I was with the Virginia state Data team, outside of the Chicago headquarters operation. That meant that my interaction with data science was mostly in the form of experiments to form our models, and then using the models that were built by Chicago to inform our microtargeting in the Field calling and door knocking done by volunteers. There was also a fair amount of reporting (probably the biggest lift of my work) though that's outside the scope of your question.
My favorite experiment was when we were building a model to find the most persuadable people in our universe. That is to say, the people that take the fewest number of calls or door knocks to convince them to vote for the President. Basically, a round of robodials went out to see where on a scale of 1-5 their support for the president was. Then we did live calls from volunteers out to those people to try and persuade them. Then another round of robodials made the same 1-5 assessment as before. Then all of that data was used to see what type of person was most effected by the live call from a volunteer. This may all sound simple, but remember that this is in the middle of a giant campaign happening. So all of the volunteers had to be trained to deliver the script, as well the control population had to be removed and not contacted by any part of the campaign (which required heavy monitoring of Field staff). As well the logistics of information cleanliness.
But in the end, everyone in Virginia that was registered to vote was given a score from 0 to 100 of how persuadable they were, and we were able to talk to the most persuadable people first, so that we weren't wasting our volunteers' time.
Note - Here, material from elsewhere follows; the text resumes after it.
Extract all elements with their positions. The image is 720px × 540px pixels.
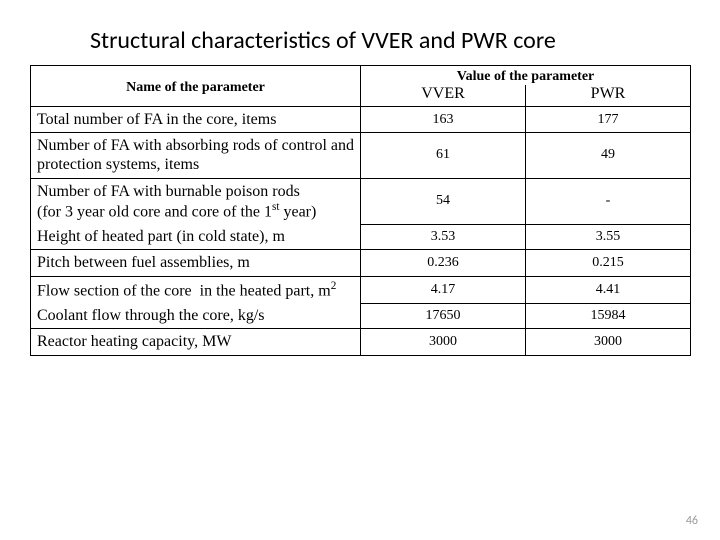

That's just one example of the experiences you see on a campaign data team.
The actual building of the model however, I cannot speak to. That was done by a group that we had limited contact with in Chicago called the Analytics department (affectionately known as The Cave because of the unventilated, windowless room they worked out of).
Many Data staff on campaigns have some Field experience knocking on doors and recruiting volunteers on the phone. I worked four campaign cycles in Field before starting in Data. Understanding data management in a campaign requires that you understand how campaign recruitment and electioneering works. In some ways, that's more important than the technical skills like R and SQL that can be taught. So if you work in Data science and you're trying to see what campaign data science would look like, I recommend that you find a Field office for Hillary Clinton's campaign (there are other candidates but none with an operation as sophisticated) and volunteer to knock on doors and do data entry. You will likely be very surprised at both the depth of information available and the limitations behind data collection in that environment.